Das BAG unterscheidet zwischen der Vermittlung sog. Grundkenntnisse und anderen Schulungsveranstaltungen(Urt. v. 28.9.2016 – 7 AZR 699/14, AuA 9/18, S. 554):

  • Grundwissen: Durch die Vermittlung von Grundwissen soll das Betriebsratsmitglied erst in die Lage versetzt werden, seine sich aus der Amtsstellung ergebenden Rechte und Pflichten ordnungsgemäß wahrzunehmen. Dies betrifft alle neu gewählten Mitglieder zur Aneignung von Grundlagen im individuellen und kollektiven Arbeitsrecht, Grundzügen des Sozial- und Arbeitsschutzrechts, die ohne besondere Darlegung erforderlich ist (vgl. Fitting, § 37 BetrVG Rdnr. 163 f.).
  • Spezialschulungen: Für andere (Spezial-)Schulungsveranstaltungen muss ein darzulegender aktueller, betriebsbezogener Anlass für die Annahme bestehen, dass die in der Veranstaltung zu erwerbenden besonderen Kenntnisse derzeit oder in naher Zukunft von dem zu schulenden Betriebsratsmitglied benötigt werden, damit der Betriebsrat seine Beteiligungsrechte sach- und fachgerecht ausüben kann. Dabei hängt es maßgeblich von der Größe und personellen Zusammensetzung sowie von der Geschäftsverteilung des Gremiums ab, ob und inwieweit eines oder mehrere Mitglieder über Spezialkenntnisse verfügen müssen. Dem Betriebsrat steht bei der Entscheidung über die Erforderlichkeit der Schulungsteilnahme ein Beurteilungsspielraum zu (BAG, Beschl. v. 20.8.2014 – 7 ABR 64/12, NZA 2014, S. 1349). Dazu gibt es eine umfangreiche Kasuistik (vgl. Fitting, § 37 BetrVG Rdnr. 149 ff.).
  • Funktionsbezogene Schulungen: Ein unerfahrener Betriebsratsvorsitzender kann eine Schulung in Kommunikation, Sitzungsleitung und Verhandlungsführung, ein Gremiumsmitglied im Arbeitsschutzausschuss (ASA) eine Schulung in Arbeitssicherheit, ein Betriebsrat im Integrationsteam eine BEM-Schulung und ein Mitglied im Entgeltausschuss eine Schulung in Leistungsentgeltgestaltung benötigen.
  • Anlassbezogene Schulungen: Wenn ein Betriebsübergang/eine Betriebsänderung bevorsteht, kann eine Schulung zu Interessenausgleich, Sozialplan oder § 613a BGB, im Falle von Beschwerden wegen Diskriminierung und Belästigung eine Mobbingschulung erforderlich sein (BAG, Beschl. v. 14.1.2015 – 7 ABR 95/12, NZA 2015, S. 632).

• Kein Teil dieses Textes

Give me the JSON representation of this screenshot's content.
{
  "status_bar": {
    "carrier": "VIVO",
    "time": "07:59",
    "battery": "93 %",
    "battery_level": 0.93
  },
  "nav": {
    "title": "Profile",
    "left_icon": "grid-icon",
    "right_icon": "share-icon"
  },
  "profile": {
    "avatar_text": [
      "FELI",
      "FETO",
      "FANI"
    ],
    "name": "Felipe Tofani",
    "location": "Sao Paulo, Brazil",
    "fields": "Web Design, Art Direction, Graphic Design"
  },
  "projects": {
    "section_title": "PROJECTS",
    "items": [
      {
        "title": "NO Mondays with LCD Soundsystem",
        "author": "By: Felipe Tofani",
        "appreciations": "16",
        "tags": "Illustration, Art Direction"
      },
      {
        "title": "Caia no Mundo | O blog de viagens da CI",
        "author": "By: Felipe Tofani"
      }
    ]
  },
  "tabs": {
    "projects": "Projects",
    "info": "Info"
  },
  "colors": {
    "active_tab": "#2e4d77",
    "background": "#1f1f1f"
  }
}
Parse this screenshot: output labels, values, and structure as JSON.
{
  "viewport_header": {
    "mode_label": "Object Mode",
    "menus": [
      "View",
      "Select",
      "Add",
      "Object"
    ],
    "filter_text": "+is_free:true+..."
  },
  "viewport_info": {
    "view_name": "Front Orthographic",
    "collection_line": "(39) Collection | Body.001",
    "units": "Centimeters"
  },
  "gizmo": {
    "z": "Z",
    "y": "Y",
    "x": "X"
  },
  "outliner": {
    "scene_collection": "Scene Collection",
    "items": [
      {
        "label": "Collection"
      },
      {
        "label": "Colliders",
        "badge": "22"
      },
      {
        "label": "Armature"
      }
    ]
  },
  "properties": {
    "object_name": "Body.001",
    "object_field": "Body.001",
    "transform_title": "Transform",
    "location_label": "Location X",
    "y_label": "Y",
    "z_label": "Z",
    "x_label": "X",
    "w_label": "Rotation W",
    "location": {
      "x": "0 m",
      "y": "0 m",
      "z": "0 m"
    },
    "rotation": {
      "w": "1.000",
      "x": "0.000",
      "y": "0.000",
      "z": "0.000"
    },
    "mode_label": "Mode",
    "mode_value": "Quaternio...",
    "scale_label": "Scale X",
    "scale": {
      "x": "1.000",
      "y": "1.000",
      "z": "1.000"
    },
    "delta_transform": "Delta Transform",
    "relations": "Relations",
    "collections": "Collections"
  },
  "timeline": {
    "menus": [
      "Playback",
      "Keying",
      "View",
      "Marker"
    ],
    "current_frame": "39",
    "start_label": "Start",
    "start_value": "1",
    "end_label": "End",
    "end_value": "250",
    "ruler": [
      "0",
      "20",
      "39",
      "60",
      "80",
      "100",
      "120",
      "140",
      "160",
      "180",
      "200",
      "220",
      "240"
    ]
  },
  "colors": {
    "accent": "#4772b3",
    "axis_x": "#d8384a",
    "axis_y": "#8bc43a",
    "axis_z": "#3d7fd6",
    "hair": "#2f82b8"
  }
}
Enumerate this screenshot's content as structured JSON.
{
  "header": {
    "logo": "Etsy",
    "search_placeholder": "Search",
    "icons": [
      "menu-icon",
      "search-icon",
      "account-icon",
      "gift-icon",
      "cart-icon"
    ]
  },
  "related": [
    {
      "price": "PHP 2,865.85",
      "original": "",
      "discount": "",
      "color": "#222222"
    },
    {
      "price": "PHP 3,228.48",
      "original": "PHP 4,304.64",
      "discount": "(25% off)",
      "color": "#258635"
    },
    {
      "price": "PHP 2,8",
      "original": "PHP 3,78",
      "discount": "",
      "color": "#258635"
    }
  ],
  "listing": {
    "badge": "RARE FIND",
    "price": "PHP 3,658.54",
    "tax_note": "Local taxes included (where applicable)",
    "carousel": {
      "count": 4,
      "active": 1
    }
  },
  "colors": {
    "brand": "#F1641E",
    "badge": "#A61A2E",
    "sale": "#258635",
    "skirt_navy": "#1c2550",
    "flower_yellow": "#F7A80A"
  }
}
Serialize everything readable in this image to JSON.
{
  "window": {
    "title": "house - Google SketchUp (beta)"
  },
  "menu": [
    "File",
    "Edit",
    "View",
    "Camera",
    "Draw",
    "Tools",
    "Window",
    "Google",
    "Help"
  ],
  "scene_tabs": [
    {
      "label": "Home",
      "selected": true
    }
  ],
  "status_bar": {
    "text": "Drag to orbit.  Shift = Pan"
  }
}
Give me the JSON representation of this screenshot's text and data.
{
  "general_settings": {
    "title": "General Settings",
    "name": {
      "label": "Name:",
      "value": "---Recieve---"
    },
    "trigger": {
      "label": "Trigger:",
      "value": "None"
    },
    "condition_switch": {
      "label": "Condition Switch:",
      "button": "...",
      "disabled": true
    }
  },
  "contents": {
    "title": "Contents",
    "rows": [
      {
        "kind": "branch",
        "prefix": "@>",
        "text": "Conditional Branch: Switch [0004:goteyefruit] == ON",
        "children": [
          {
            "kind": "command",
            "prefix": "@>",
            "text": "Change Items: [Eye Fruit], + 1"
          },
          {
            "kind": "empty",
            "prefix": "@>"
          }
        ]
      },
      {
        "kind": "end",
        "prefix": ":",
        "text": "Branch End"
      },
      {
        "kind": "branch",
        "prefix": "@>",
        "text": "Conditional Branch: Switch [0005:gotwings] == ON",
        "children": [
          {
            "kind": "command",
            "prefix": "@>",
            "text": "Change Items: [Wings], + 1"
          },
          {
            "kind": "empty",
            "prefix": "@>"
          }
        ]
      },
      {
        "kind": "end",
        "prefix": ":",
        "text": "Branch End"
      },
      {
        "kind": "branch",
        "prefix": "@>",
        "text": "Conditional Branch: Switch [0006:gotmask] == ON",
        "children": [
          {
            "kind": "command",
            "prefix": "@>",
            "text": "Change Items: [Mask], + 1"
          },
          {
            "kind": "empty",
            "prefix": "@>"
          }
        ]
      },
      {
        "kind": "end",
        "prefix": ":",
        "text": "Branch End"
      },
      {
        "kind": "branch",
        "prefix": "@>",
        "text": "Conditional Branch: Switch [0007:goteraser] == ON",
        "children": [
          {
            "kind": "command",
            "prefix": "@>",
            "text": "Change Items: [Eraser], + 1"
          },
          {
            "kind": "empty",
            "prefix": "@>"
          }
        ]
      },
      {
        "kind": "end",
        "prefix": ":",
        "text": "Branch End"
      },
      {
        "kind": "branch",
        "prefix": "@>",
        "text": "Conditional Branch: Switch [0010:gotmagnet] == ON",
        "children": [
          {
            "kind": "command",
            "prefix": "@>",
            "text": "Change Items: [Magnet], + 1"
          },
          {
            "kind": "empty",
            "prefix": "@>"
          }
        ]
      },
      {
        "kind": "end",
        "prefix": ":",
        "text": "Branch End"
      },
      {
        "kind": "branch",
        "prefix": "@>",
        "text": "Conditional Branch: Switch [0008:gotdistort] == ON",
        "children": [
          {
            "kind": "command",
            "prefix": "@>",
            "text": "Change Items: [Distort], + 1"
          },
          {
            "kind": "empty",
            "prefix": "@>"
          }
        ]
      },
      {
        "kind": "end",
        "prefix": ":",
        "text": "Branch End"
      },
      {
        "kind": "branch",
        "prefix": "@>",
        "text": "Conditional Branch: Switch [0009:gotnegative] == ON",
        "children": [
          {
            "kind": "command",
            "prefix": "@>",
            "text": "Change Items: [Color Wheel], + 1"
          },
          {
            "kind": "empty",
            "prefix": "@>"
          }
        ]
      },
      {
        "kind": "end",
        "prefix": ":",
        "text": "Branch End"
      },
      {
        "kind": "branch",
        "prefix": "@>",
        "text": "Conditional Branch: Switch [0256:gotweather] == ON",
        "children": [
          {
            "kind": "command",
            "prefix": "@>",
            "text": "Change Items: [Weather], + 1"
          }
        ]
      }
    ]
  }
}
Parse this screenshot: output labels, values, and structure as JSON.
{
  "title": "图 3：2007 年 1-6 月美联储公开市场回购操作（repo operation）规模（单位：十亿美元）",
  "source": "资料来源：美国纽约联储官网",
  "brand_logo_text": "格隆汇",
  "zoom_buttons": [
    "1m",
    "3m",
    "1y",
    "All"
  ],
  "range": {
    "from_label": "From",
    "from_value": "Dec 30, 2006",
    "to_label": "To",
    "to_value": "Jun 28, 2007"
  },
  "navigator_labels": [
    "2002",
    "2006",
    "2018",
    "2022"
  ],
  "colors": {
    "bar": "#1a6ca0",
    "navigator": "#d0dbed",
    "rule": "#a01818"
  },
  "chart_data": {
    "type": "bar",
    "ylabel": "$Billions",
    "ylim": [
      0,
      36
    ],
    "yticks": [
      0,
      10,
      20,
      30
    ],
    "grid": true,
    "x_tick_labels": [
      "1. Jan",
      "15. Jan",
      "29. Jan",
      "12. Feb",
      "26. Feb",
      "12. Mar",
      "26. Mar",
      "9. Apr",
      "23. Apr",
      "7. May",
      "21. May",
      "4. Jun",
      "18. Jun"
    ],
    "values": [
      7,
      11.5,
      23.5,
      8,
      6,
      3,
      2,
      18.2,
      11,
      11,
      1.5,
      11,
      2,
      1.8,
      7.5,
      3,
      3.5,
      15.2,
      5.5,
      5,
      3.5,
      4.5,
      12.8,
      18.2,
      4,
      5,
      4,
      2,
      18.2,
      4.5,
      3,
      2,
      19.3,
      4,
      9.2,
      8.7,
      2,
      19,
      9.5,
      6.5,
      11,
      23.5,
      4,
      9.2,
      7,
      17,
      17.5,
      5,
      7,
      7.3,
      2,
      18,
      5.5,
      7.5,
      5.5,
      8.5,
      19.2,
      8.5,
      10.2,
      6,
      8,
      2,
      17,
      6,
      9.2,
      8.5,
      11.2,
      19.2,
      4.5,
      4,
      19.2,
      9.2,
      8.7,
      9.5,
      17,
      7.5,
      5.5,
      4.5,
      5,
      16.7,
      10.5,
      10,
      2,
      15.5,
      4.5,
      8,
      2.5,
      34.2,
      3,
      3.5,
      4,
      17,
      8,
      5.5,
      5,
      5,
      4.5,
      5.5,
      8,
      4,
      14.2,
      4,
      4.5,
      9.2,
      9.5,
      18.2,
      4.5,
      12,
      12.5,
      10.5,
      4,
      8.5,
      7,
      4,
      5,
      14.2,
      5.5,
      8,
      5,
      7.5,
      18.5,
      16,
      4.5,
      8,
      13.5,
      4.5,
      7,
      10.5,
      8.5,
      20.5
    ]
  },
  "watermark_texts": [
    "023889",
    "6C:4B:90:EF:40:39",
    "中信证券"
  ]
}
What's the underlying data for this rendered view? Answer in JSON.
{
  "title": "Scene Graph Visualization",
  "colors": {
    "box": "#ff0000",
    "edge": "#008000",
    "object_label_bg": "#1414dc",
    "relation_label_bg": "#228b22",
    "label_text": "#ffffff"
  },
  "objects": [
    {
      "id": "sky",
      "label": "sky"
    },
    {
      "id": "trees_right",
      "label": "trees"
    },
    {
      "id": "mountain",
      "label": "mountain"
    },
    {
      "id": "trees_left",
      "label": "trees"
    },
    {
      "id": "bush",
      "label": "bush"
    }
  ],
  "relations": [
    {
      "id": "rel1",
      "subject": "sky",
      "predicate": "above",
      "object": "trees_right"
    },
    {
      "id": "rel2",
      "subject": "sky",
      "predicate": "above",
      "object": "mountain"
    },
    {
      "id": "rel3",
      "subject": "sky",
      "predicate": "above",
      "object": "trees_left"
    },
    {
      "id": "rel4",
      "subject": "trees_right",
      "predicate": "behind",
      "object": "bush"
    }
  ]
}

Werden interne Gewerkschaftsveranstaltungen (Verdi-Vorstandsklausur) wahrheitswidrig als Betriebsratsschulungen deklariert (z.B. „Neue Rechtsprechung“) und so zulasten des Unternehmens abgerechnet, handelt es sich um einen Betrug und illegale Gegnerfinanzierung.

Praxistipp

Das Gremium muss die Erforderlichkeit begründen, d.h. den konkreten betrieblichen Anlass, der gegenwärtig ist und in naher Zukunft ansteht. Rein vergangenheitsbezogene abgeschlossene Sachverhalte genügen dazu ebenso wenig wie die rein theoretische Möglichkeit, dass diese Frage einmal im Betrieb auftreten könnte.

2. Allgemeine Kriterien der Erforderlichkeit

Bei der Prüfung der Erforderlichkeit muss das Gremium die betriebliche Situation und die mit dem Besuch der Schulungsveranstaltung verbundenen finanziellen Belastungen des Arbeitgebers berücksichtigen. Es hat darauf zu achten, dass der Schulungszweck in einem angemessenen Verhältnis zu den hierfür aufzuwendenden Mitteln steht (BAG v. 14.1.2015, a.a.O.). Zu berücksichtigende Kriterien sind insbesondere:

  • die konkreten Seminarinhalte,
  • eine mögliche Aufgabenverteilung innerhalb des Betriebsrats und eine thematische Spezialisierung einzelner Mitglieder,
  • die Zahl der zur Schulung entsandten Mitglieder,
  • die Größe des Betriebsrats,
  • die letzte Aktualisierung des bereits vorhandenen Wissens und aktuelle betriebliche Entwicklungen (BAG, Beschl. v. 18.1.2012 – 7 ABR 73/10, AuA 9/12, S. 550).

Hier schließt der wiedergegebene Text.